Table: Behavior exhibited when hardware is reinstated

Failure Situation, before Reinstating the Configuration

ForceImport set to 0 (import not forced)

ForceImport set to 1 (automatic force import)

3) Failure of disk array or all disks

Remaining disks in mirror are still accessible from the other site.

No interruption of service. Resync the mirror from the remote site.

Same behavior.

4) Site failure

All access to the server and storage is lost.

Inter-node heartbeat communication is restored and the original cluster node becomes aware that the application is online at the remote site. Resync the mirror from the remote site

Same behavior.

5) Split-brain situation (loss of both heartbeats)

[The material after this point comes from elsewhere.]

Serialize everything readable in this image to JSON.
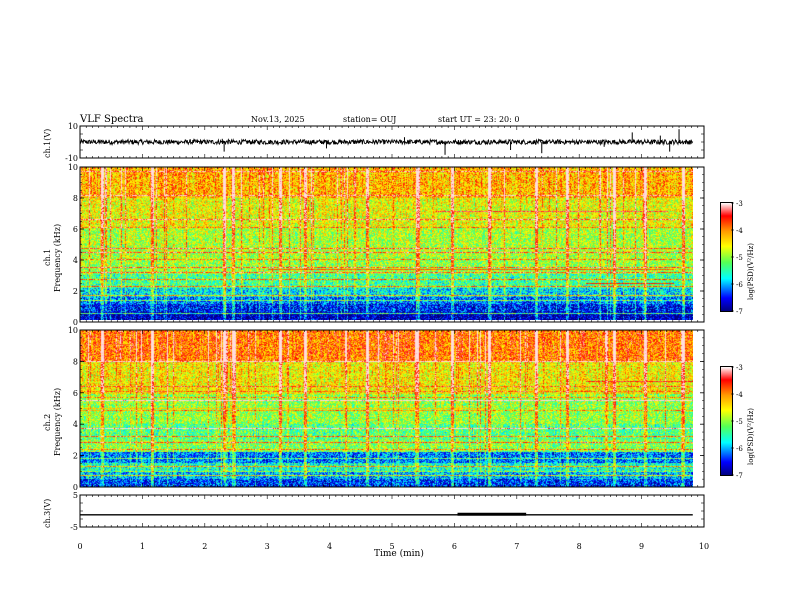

No interruption of service.

Same behavior.

6) Storage interconnect lost

Fibre interconnect severed.

No interruption of service. Resync the mirror from the original site.

Same behavior.

7) Split-brain situation and storage interconnect lost

No interruption of service. Resync the mirror from the original site.

VCS alerts administrator that volumes are online at both sites. Resync the mirror from the copy with the latest data.

The numbers 3 through 7 in Table: Behavior exhibited when hardware is reinstated refer to the scenarios in Campus cluster failover using the ForceImport attribute.

Situations 1 and 2 have no effect when reinstated. Keep in mind that the cluster has already responded to the initial failure.

While the outcomes of using both settings of the ForceImport attribute for most scenarios are the same, the ForceImport option provides automatic failover in the event of site failure. This advantage comes at the cost of potential data loss if all storage and network communication paths between the sites are severed. Choose an option that is suitable given your cluster infrastructure, uptime requirements, and administrative capabilities.